Interpol: The Trail of Dr. Chaos is a way more exciting and evocative title than this boring photo-hunt game deserves.

Interpol: The Trail of Dr. Chaos is a title that implies international intrigue, Bond-caliber evil geniuses, and perhaps even some nostalgia-tickling Carmen Sandiego-style gameplay, but what you get instead is a weak-ass photo-hunt game. It tries to trump things up with a “plot” about chasing down Dr. Vladimir Chaosky (seriously!) and his henchmen, but that doesn't make scouring a blurry screen full of random junk for a specific piece of junk particularly fun.

You might think that, hey, for $10, you'd at least get a really good photo-hunt game, right? But Interpol: The Trail of Dr. Chaos is barely committed to its globe-trotting concept. You theoretically travel from San Francisco to Cairo and all points in between, but each location is essentially a mildly themed room that's been haphazardly filled with just stuff. Some of it matches the theme of the location, but there's apparently a preponderance of CDs and umbrellas the world over. To its credit, there's enough stuff on every screen that you can approach any one location multiple times and not be asked to search for the same things.
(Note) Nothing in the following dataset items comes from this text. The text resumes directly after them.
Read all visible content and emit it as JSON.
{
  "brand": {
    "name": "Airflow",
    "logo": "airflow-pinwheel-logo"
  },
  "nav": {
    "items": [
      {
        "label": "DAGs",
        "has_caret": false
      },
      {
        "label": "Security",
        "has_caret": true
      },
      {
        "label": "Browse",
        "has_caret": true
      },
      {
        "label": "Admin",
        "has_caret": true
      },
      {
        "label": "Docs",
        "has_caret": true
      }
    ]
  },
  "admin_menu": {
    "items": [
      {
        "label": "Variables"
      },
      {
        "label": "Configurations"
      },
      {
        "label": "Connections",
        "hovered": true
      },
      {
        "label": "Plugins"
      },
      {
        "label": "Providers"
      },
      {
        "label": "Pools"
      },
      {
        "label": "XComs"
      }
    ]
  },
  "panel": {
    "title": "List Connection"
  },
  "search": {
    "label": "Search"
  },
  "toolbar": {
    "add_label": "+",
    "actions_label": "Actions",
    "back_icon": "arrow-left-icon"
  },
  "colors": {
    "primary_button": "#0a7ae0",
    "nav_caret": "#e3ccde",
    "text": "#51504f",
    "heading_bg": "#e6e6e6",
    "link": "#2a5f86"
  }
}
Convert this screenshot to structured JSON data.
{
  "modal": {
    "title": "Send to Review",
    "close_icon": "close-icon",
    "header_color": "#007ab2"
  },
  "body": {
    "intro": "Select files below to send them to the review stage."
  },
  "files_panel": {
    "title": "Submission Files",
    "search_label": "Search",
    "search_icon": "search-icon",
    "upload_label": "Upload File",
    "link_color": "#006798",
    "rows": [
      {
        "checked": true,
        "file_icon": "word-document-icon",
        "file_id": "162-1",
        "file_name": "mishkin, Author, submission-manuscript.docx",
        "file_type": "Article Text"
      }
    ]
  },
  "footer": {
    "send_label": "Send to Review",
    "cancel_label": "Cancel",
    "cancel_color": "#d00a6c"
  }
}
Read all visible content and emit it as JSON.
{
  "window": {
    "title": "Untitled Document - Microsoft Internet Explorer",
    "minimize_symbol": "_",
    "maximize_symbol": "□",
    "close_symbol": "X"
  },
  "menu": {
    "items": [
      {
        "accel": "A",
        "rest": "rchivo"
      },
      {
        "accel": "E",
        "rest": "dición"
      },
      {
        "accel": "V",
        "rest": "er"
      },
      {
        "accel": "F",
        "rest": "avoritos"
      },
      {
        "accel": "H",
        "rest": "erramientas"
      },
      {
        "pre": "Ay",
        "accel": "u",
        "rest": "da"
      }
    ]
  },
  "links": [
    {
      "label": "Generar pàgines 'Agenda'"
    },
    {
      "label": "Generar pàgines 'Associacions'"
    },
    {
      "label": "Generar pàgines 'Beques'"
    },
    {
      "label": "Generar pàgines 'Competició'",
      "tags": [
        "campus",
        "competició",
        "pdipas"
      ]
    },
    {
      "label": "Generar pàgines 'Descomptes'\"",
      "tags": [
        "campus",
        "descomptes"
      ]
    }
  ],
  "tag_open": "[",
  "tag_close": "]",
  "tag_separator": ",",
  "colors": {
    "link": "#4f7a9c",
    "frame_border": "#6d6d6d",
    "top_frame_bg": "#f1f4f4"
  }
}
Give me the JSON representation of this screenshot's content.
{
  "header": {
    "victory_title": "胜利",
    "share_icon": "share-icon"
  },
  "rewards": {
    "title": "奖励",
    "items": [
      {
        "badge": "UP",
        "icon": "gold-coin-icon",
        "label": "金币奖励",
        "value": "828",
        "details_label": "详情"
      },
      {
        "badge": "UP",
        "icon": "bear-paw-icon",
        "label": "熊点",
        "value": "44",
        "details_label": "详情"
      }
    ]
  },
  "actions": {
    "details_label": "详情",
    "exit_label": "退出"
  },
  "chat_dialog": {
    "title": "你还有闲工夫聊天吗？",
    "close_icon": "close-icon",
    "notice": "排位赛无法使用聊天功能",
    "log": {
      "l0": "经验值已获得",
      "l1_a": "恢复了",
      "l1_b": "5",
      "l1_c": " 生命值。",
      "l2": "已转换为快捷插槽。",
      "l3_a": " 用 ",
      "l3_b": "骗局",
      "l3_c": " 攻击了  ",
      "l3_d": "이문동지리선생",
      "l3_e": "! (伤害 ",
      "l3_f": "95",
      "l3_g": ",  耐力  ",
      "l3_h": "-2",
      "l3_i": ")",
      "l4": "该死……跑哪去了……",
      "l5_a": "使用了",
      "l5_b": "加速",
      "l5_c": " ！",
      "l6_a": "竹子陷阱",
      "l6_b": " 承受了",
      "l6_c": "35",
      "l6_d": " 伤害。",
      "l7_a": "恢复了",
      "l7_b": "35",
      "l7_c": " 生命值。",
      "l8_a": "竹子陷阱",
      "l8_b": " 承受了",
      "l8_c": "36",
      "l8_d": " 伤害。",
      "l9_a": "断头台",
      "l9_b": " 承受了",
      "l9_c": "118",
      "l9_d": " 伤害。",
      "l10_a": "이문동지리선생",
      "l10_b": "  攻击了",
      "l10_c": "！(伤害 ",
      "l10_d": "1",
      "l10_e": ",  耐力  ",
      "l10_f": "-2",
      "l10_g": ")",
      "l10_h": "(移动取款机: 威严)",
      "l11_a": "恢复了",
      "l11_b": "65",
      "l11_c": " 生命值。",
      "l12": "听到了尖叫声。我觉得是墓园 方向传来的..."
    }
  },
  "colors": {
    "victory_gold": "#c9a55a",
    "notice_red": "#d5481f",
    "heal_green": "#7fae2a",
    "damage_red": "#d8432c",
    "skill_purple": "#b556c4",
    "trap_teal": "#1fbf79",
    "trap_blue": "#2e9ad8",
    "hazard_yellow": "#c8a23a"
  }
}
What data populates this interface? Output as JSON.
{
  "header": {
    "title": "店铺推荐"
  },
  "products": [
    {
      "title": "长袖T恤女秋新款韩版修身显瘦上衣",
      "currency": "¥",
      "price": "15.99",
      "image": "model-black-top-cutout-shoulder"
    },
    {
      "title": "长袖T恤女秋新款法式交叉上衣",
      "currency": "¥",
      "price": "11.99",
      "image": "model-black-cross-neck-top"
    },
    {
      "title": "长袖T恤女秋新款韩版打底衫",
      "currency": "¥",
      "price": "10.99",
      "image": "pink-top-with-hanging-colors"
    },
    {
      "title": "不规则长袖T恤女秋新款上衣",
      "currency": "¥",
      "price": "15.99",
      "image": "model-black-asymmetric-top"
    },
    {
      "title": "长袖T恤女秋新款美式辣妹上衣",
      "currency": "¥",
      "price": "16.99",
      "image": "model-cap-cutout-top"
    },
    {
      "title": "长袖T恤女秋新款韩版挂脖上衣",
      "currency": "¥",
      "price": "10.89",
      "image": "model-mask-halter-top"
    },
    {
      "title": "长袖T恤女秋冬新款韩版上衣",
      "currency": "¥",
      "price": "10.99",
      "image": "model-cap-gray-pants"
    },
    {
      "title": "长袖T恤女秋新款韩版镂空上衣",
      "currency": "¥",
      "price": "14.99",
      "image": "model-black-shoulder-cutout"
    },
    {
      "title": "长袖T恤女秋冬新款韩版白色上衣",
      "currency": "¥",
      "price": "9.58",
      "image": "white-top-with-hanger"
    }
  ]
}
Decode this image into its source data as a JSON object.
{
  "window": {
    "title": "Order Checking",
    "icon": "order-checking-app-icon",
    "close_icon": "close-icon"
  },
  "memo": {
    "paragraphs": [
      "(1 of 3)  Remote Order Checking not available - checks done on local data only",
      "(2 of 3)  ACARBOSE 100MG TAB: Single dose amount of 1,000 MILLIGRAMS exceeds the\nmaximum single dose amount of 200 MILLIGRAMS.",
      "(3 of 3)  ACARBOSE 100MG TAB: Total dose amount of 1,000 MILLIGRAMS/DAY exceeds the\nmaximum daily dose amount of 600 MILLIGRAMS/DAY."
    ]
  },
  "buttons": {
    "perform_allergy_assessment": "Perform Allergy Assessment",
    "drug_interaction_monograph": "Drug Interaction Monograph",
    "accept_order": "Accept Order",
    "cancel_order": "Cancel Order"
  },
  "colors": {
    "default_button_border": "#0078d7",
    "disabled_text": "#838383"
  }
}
There is, however, a very finite number of locations in Interpol: The Trail of Dr. Chaos, and you can easily plow through all of them in an hour and change. You can play it cooperatively with up to four players, either locally or over Xbox Live, and I found this experience slightly more enjoyable, simply because misery loves company. It's rarely very difficult, providing you with a spacious time limit and numerous hints that you can cash in to find the more evasive items. Any difficulty usually comes from the fact that the art isn't quite HD-quality, and attempting to use your in-game magnifying glass just makes it look muddier.

Sometimes, though, the description of what I was looking for was unclear, which eventually lead to me just randomly clicking on stuff and hoping for the best. Maybe this speaks more about my own ignorance, but how am I supposed to discern between a bocce ball and, well, any other type of ball, ever? And since when is "swift" another name for a pterodactyl? Occasionally the game just makes inexplicable assumptions about the player's knowledge base. There's one location where you're asked to identify a number of "changes" in various pieces of presumably real-world art, though without providing any sense of what the pieces might've looked like before.

It's unsurprising that developer TikGames is primarily known for cell-phone games and casual Flash-type stuff, because that's exactly what Interpol: The Trail of Dr. Chaos feels like. This is exactly the kind of simplistic, disposable, and completely charm-free junk that Microsoft shouldn't be clogging up Xbox Live Arcade with.